Articulated Furniture Recovery from Rest-State Multi-View Images
Daeun Lee*, Jaeah Lee, Woosung Kim, and 2 more authors
IEEE Conference on Computer Vision and Pattern Recognition (CVPR) Under Review, 2026
Digital twins require fully interactive replicas that capture both 3D geometry and articulated structures so that objects can be manipulated as in real life. While recent methods have advanced articulated object reconstruction by incorporating part-wise geometry and joint parameters, they often rely on restrictive input conditions, such as multiple articulation states or prior knowledge of part counts, thereby limiting practical applicability. To overcome these constraints, we propose a rest-state formulation that reconstructs articulated objects such as furniture from multi-view images of a single rest state, where all parts remain closed.

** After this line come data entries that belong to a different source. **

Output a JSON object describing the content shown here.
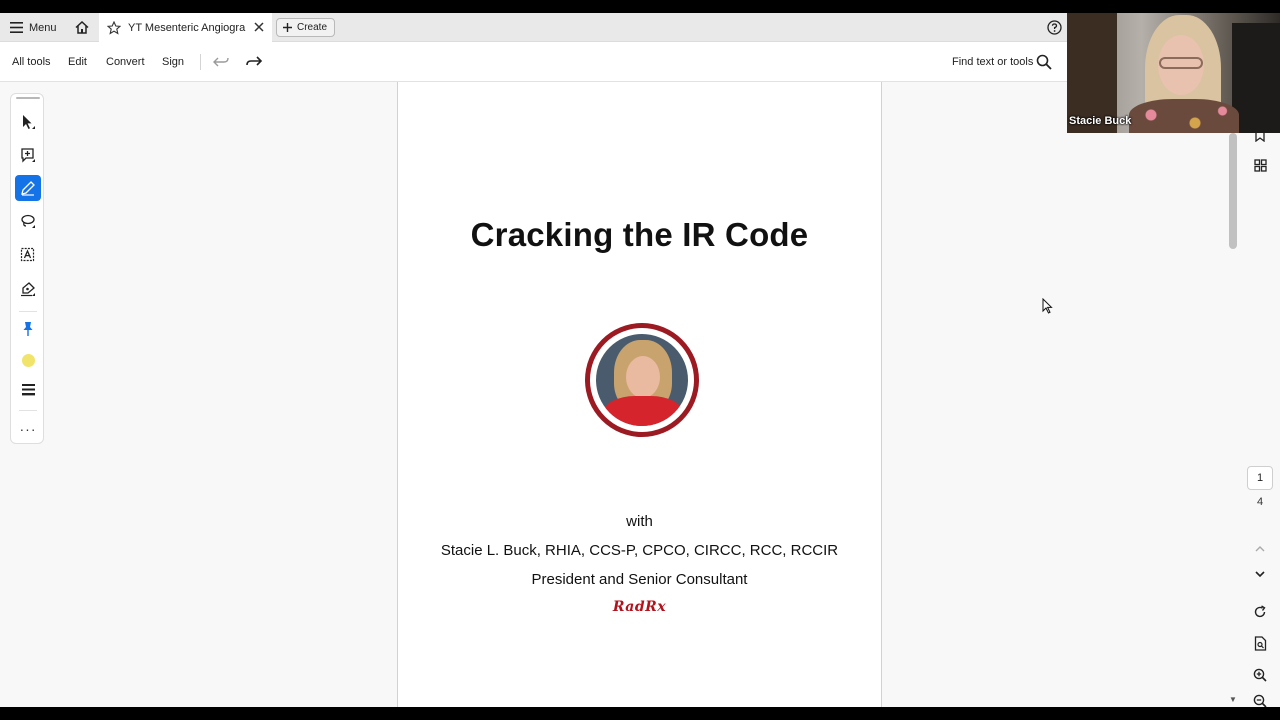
{
  "tabbar": {
    "menu_label": "Menu",
    "doc_tab_title": "YT Mesenteric Angiogra...",
    "create_label": "Create"
  },
  "toolbar": {
    "all_tools": "All tools",
    "edit": "Edit",
    "convert": "Convert",
    "sign": "Sign",
    "find_label": "Find text or tools"
  },
  "left_rail": {
    "tools": [
      "select-tool",
      "add-comment-tool",
      "highlight-tool",
      "draw-freeform-tool",
      "add-text-tool",
      "fill-sign-tool",
      "pin-tool",
      "color-picker",
      "line-weight-tool",
      "more-tools"
    ],
    "active_tool": "highlight-tool",
    "color": "#f0e46a"
  },
  "document": {
    "title": "Cracking the IR Code",
    "with": "with",
    "author": "Stacie L. Buck, RHIA, CCS-P, CPCO, CIRCC, RCC, RCCIR",
    "role": "President and Senior Consultant",
    "logo_text": "RadRx"
  },
  "right_rail": {
    "current_page": "1",
    "total_pages": "4"
  },
  "webcam": {
    "name": "Stacie Buck"
  },
  "colors": {
    "accent": "#1473e6",
    "logo_red": "#b3121c",
    "photo_ring": "#9c1a21"
  }
}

Our pipeline begins by reconstructing a surface mesh, then performs 3D functional segmentation of openable objects with uniform or repetitive geometries by leveraging 2D foundation models. It subsequently converts the incomplete surface mesh into closed, watertight part meshes through solidification and amodal shape blending. Finally, we estimate joint parameters by integrating geometric, semantic, and physical constraints to achieve realistic articulation. Our experiments demonstrate that our rest-state approach achieves high-quality reconstructions and accurate articulation results without requiring multiple articulation states or part annotations.